Today Bishop Wilton is part of the Garrowby Hill Benefice along with the parishes of Kirby Underdale, Bugthorpe, Skirpenbeck and Full Sutton. The benefice house is a modern dormer bungalow opposite the new village hall in Bishop Wilton.
There has been ongoing restoration work at St. Edith’s Church. The weather cock has been re-guilded. Towards the end of the twentieth century, Colin Robinson, an electrician from the village, designed and installed an impressive new lighting scheme for the church. Most recently the clock has been restored. On the reverse of the hour hand was written 16/5/80.
In recent years, the tower has been strengthened with steel rods and the spire re-mortared. The spire rises to a height of 120 feet.
Photographs ©Ruth Beckett and Ian Jones. All text ©Ruth Beckett.
The church bells, which are not in use, are of historical importance. The treble dates from 1649 and is the work of Abraham Smith of the ‘bell house’ at Toft Green in York. The tenor was made by his son Samuel in 1687. The middle bell is from 1791 and is by Robert Dalton of York.
Above the communion table is a handsome triptych, a copy of two triptychs held in the Wallraf-Richartz Museum Cologne. It was the gifted to St Ediths by Sir Tatton Sykes (5th Baronet) in 1883.
The frame we know was produced by Foord and Dickinson, Wardour Street London. (Famous in their time but long out of business.) They worked for the National Gallery. Also, we know that J.M.W. Turner, Dante Gabriel Rossetti, Holman Hunt, Edward Burne-Jones and James McNeill Whistler all used Foord and Dickinson to frame their work.
They were painted (copied) by an artist called Peter Hoegen in 1882. Hoegen was a pupil of Edward von Steinle. Steinle was in the employ of the museum around the time the copies were made.
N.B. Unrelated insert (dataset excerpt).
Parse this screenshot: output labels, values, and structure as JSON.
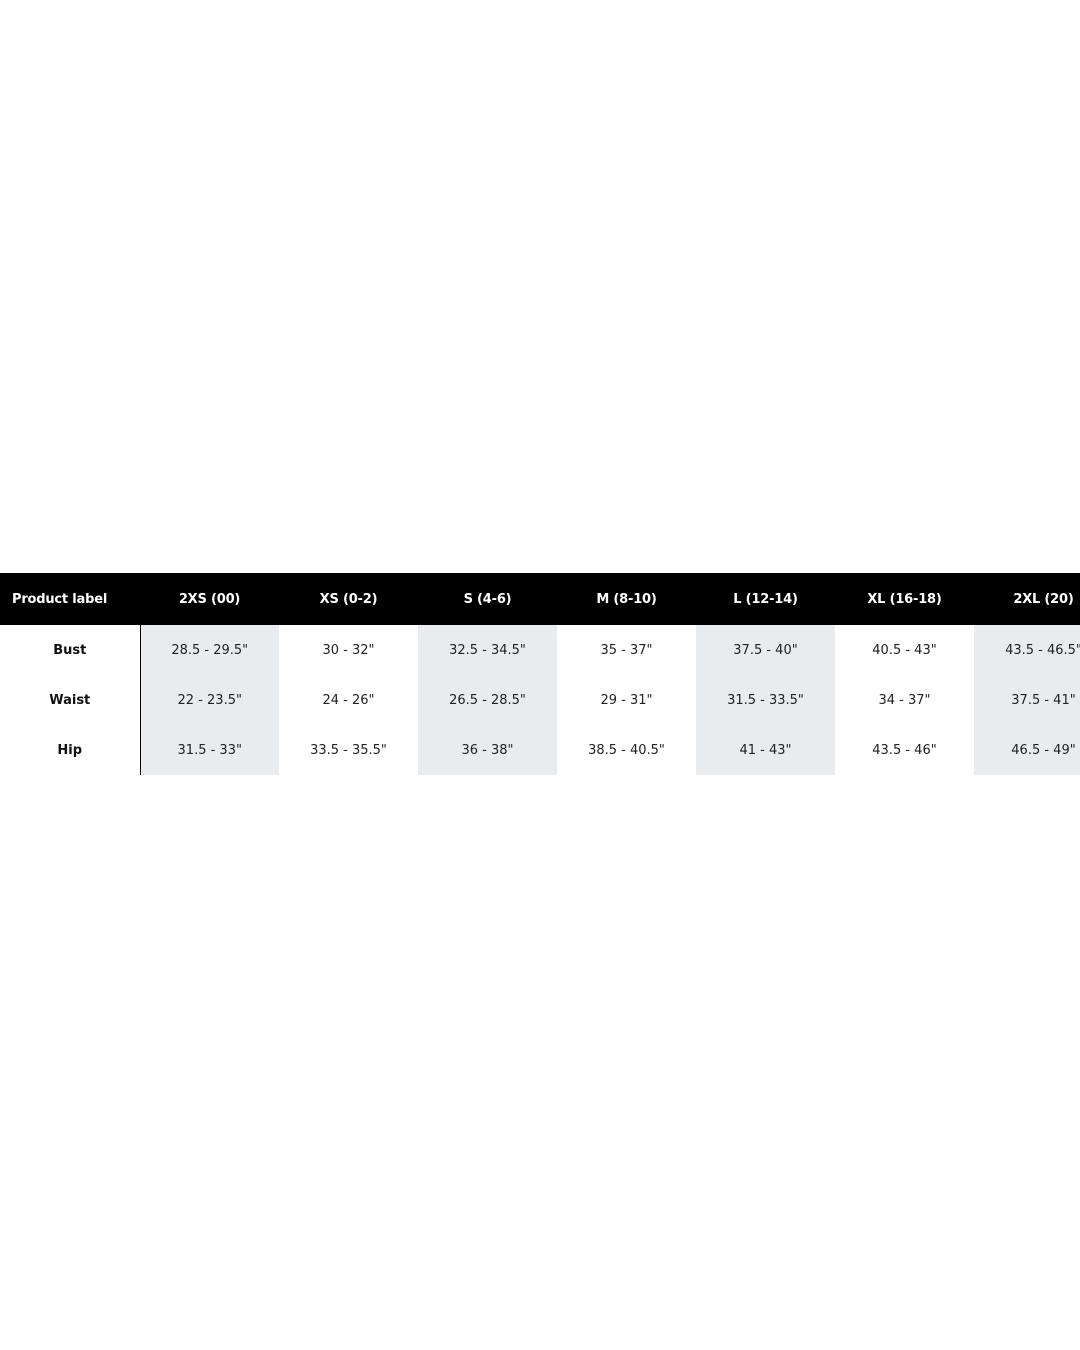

The altarpiece is in fact based on two artworks held by the Wallraf-Richartz Museum: The central picture and the two pictures flanking it seem to be copies of a triptych which was painted for the prominent Rotterdam family Kievit and which might once have been placed near the family tomb in the Laurentskerk (Groote Kerk) in Rotterdam. This is attributed to the Master of Delft. The original centre three panels were painted around 1520-1525 The two outer pictures seem to be copies of a triptych commissioned by Margarethe Pastor and her husband of Cologne. Their landscapes were painted by a pupil of Jan van Scorel, then the portraits were added in Cologne by Bartholomäus Bruyn the Elder.